Medical care ratio
For health insurance companies, the medical care ratio is the ratio of total money spent on healthcare claims to premiums earned—adjusted for tax and regulatory expenses. A smaller medical loss ratio indicates a higher profit margin.
To learn more about the medical care ratio, read Why the Affordable Care Act hurts the managed care industry.
Centene’s high medical care ratio is a result of the company’s unique business mix. Unlike other health insurers (IYH) that diversify their services across various member types, Centene is mainly focused on the Medicaid population and other government-sponsored, low-income beneficiaries. This concentrated business portfolio led to high operating costs for the company.
The HBR (health benefit ratio) represents medical costs as a percentage of premiums. It excludes the impact of the taxes—related to the Affordable Care Act—imposed on the health insurance companies.
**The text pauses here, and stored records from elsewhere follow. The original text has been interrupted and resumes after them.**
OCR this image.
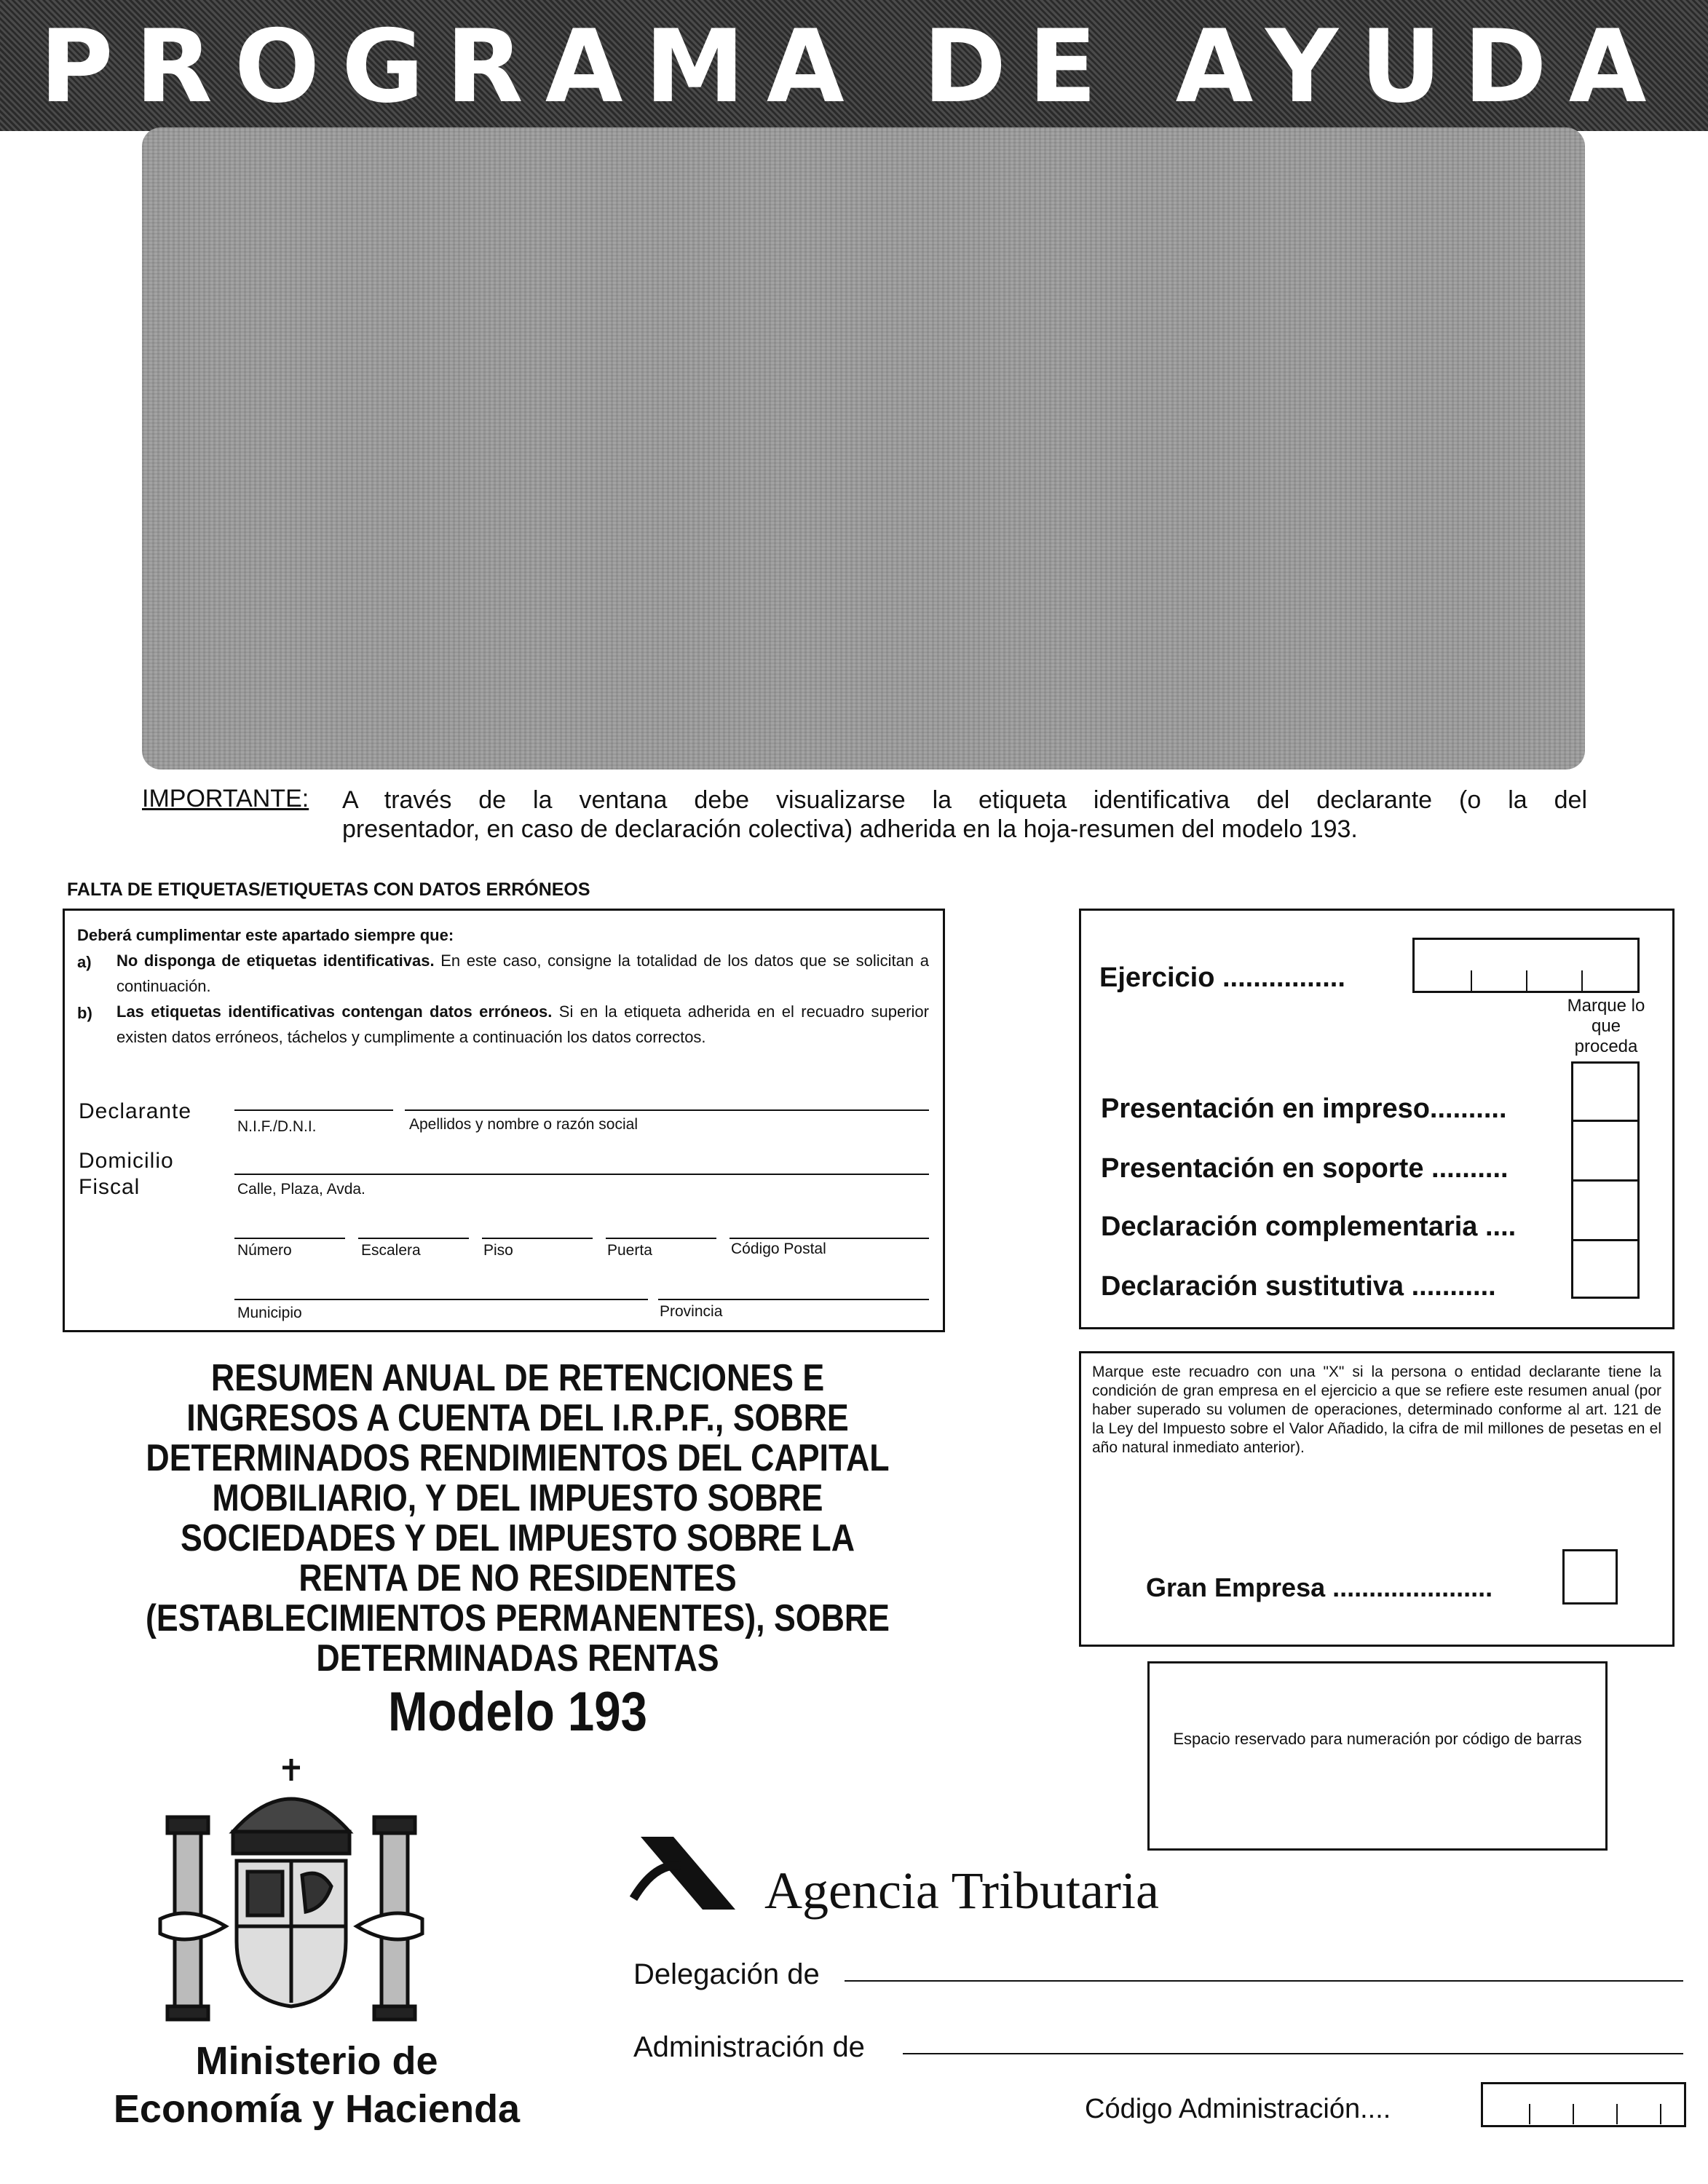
PROGRAMA DE AYUDA
IMPORTANTE: A través de la ventana debe visualizarse la etiqueta identificativa del declarante (o la del
presentador, en caso de declaración colectiva) adherida en la hoja-resumen del modelo 193.
FALTA DE ETIQUETAS/ETIQUETAS CON DATOS ERRÓNEOS
Deberá cumplimentar este apartado siempre que:
a) No disponga de etiquetas identificativas. En este caso, consigne la totalidad de los datos que se solicitan a continuación.
b) Las etiquetas identificativas contengan datos erróneos. Si en la etiqueta adherida en el recuadro superior existen datos erróneos, táchelos y cumplimente a continuación los datos correctos.
Declarante
N.I.F./D.N.I.	Apellidos y nombre o razón social
Domicilio
Fiscal	Calle, Plaza, Avda.
Número	Escalera	Piso	Puerta	Código Postal
Municipio	Provincia
Ejercicio ................
Marque lo que proceda
Presentación en impreso..........
Presentación en soporte ..........
Declaración complementaria ....
Declaración sustitutiva ...........
Marque este recuadro con una "X" si la persona o entidad declarante tiene la condición de gran empresa en el ejercicio a que se refiere este resumen anual (por haber superado su volumen de operaciones, determinado conforme al art. 121 de la Ley del Impuesto sobre el Valor Añadido, la cifra de mil millones de pesetas en el año natural inmediato anterior).
Gran Empresa ......................
RESUMEN ANUAL DE RETENCIONES E INGRESOS A CUENTA DEL I.R.P.F., SOBRE DETERMINADOS RENDIMIENTOS DEL CAPITAL MOBILIARIO, Y DEL IMPUESTO SOBRE SOCIEDADES Y DEL IMPUESTO SOBRE LA RENTA DE NO RESIDENTES (ESTABLECIMIENTOS PERMANENTES), SOBRE DETERMINADAS RENTAS
Modelo 193	Espacio reservado para numeración por código de barras
Ministerio de
Economía y Hacienda
Agencia Tributaria
Delegación de
Administración de
Código Administración....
The above graph shows the HBR ratio for the different categories of Centene’s enrollments. In 2014, the ABD (Aged, Blind and Disabled), LTC (long-term care), and Medicare segments had the highest HBR ratio—followed by Medicaid, CHIP (State Children’s Health Insurance Program), and Specialty Services.
ABD, LTC, and Medicare
ABD, LTC, and Medicare enrollments account for about 11.2% of Centene’s total membership. ABD enrollees are considered to be the costliest beneficiary sub-segment among the total Medicaid population. According to the 2013 Actuarial report on the financial outlook for Medicaid, the ABD population only accounted for 26% of the total Medicaid enrollments in 2012. However, about 65% of the total Medicaid expenditures were attributed to this segment. Since this segment uses the maximum amount of resources and forms a considerable portion of Centene’s total enrollments, it led to an increase in Centene’s medical care ratio.